The amateur ghost hunter said that when Spalding looked back on the footage, they were both shocked to see what appeared to be the ghost of what he called a hooded monk walking past an archway of the church. According to the Daily Mail, the pair rushed to the church to see if it was perhaps a person, rather than a ghost, walking through the abandoned building, but it was empty.
“We rushed back to the church but there was no-one there.
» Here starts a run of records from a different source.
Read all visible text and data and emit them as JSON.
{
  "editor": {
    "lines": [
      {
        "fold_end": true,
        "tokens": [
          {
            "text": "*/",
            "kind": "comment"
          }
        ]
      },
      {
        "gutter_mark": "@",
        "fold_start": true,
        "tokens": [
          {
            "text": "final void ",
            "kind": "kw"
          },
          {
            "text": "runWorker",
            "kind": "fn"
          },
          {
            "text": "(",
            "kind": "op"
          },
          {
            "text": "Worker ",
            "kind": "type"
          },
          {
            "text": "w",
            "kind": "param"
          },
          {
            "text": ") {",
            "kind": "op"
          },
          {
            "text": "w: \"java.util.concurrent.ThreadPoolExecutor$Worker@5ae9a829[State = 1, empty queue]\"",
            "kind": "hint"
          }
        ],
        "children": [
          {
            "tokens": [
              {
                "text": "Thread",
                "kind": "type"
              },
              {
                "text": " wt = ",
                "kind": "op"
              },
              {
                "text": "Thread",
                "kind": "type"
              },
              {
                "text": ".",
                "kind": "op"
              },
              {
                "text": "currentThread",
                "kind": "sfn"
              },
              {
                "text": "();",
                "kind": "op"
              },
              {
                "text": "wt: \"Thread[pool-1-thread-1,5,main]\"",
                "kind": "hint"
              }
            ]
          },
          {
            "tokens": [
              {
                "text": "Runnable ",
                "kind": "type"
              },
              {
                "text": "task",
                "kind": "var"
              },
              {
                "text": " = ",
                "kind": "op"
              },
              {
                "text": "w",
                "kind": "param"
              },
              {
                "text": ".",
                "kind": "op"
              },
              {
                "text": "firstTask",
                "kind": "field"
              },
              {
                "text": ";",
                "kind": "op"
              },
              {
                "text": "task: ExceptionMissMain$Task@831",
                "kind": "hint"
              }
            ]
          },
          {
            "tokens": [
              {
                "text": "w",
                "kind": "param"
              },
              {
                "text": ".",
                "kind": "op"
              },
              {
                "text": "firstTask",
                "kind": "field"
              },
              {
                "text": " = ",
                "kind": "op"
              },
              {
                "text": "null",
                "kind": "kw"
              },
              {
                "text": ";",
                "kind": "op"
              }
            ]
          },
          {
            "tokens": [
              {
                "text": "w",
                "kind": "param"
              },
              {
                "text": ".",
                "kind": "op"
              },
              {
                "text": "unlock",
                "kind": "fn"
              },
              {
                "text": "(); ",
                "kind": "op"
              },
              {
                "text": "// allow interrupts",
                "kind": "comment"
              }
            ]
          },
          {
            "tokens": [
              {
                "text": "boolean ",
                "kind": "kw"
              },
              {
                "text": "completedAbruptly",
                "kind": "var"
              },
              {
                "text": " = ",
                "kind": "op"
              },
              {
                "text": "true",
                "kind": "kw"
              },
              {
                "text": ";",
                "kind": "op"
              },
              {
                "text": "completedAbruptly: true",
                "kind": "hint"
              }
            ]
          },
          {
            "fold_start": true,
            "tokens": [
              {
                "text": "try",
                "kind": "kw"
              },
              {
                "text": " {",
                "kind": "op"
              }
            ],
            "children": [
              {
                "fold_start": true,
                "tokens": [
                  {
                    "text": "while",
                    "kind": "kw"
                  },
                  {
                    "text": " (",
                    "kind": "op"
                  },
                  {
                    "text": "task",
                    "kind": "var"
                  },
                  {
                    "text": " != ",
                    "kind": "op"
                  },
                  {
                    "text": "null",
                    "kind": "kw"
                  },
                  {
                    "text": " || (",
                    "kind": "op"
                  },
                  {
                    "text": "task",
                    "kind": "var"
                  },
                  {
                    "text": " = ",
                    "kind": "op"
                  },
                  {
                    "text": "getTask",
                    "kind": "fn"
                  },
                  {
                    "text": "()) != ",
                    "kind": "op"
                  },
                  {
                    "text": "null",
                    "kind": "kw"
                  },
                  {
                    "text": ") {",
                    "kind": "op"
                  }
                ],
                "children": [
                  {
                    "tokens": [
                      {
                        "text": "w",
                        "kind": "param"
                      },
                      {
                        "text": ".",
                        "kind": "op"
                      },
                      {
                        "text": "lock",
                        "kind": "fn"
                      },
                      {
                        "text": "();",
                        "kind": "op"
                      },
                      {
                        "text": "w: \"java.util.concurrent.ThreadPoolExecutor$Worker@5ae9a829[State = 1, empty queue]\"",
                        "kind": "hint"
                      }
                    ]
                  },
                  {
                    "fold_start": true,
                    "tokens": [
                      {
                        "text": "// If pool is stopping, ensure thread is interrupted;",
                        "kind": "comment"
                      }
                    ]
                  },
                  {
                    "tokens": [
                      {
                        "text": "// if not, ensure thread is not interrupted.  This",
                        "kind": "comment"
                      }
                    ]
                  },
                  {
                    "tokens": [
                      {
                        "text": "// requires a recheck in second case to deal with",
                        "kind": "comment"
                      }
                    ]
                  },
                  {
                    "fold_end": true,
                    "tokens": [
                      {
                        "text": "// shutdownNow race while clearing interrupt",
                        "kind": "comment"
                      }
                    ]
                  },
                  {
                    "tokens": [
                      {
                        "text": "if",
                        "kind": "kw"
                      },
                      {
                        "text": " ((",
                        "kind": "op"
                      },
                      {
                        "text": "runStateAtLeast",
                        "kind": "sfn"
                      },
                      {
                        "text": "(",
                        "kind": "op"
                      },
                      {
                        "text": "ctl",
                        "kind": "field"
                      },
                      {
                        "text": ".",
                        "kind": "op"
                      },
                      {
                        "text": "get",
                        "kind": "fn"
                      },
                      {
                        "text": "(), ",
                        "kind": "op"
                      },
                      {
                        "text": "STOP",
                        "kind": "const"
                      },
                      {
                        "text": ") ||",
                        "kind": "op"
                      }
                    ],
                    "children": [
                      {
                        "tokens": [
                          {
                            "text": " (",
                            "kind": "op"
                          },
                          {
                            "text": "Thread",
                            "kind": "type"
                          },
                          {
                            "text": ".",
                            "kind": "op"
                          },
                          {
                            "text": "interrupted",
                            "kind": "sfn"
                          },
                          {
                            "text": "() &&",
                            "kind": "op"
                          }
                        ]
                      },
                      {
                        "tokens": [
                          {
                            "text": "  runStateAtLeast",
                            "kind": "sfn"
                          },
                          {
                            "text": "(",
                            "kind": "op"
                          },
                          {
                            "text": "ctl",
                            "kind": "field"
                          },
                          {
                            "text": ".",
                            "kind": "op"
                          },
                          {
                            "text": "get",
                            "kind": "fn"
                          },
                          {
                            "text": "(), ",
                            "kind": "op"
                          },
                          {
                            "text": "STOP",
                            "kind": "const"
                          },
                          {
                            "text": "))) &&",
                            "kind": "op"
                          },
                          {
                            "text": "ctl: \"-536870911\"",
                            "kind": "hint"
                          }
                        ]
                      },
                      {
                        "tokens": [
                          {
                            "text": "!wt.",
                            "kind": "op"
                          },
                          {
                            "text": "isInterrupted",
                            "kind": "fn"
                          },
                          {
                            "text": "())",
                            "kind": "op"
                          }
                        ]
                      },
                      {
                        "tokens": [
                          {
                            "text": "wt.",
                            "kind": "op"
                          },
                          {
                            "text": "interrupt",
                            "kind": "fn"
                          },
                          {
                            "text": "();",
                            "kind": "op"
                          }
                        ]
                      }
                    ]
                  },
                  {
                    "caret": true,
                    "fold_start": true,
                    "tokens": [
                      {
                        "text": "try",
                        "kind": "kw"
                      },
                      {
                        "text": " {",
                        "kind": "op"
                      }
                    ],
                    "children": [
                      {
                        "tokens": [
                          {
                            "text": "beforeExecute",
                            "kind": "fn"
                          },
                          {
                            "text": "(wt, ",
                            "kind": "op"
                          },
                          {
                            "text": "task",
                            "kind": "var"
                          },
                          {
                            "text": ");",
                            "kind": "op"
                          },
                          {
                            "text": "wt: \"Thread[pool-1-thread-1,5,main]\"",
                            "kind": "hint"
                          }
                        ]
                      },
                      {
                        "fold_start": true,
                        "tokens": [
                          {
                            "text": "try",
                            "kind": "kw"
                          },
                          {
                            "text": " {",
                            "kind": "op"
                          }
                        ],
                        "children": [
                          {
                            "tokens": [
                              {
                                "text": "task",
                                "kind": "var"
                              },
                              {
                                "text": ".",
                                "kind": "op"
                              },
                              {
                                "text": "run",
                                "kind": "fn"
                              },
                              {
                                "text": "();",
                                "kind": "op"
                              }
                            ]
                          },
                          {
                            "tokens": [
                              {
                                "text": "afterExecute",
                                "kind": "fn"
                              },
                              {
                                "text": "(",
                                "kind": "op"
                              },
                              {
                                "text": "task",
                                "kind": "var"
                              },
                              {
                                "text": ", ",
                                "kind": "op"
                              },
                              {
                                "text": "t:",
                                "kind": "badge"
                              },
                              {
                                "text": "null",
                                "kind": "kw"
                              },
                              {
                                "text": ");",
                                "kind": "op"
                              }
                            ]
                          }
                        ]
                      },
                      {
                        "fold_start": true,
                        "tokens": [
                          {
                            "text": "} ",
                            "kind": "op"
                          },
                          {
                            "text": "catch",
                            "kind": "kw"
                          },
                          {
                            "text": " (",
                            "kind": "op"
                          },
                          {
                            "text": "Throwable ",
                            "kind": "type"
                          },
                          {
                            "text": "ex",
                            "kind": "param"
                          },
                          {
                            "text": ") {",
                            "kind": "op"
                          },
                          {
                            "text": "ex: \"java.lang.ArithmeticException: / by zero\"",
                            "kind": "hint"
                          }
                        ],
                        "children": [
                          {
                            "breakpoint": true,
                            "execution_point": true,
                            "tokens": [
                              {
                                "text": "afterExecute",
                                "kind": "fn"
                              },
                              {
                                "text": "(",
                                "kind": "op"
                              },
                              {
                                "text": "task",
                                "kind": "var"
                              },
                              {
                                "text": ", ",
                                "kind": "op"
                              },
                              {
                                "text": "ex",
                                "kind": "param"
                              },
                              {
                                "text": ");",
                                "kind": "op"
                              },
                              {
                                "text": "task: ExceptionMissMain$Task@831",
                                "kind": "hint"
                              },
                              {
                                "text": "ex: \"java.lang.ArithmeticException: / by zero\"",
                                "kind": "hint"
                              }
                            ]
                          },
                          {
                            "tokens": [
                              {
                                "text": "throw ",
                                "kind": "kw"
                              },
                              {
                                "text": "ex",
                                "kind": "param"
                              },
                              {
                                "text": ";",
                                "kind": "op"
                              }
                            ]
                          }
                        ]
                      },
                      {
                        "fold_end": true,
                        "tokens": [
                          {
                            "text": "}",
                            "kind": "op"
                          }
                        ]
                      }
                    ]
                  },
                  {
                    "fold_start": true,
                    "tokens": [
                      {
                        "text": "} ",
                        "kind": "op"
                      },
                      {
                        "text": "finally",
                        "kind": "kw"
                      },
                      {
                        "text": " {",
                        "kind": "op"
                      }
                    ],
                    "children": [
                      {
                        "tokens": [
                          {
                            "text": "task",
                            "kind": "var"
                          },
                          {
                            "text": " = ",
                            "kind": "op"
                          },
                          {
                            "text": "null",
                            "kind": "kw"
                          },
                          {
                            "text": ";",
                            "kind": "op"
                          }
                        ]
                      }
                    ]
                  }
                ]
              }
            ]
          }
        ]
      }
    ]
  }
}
The tower was locked so whatever it was was heading to a dead end.”
After researching the parish, dad-of-one Dean, found that in the 1960s there were numerous satanic rituals taking place at the church.
These included, digging up bones, arranging them in satanic patterns and the area was also apparently linked to devil worship.
It came to media attention in March 1963 when one night satanic graffiti was daubed on its walls and several graves were damaged.
It is said the remains were removed from the grave of the apothecary’s wife (some reports say daughter), Jenny Humberstone, who had died in 1770.
The bones were later found to have been placed on a crude alter and the skull impaled on a metal spike.
Shortly afterwards Jenny’s grave was further ransacked when her coffin – now empty – was broken up and scattered among the church ruins.
Six years later in 1969 the graveyard and church were attacked and desecrated on Midsummer’s Eve, leading many to believe it was the work of witches.
In 1975, the graves were once again opened with bones spread across the church floor, but there has been no disturbance since.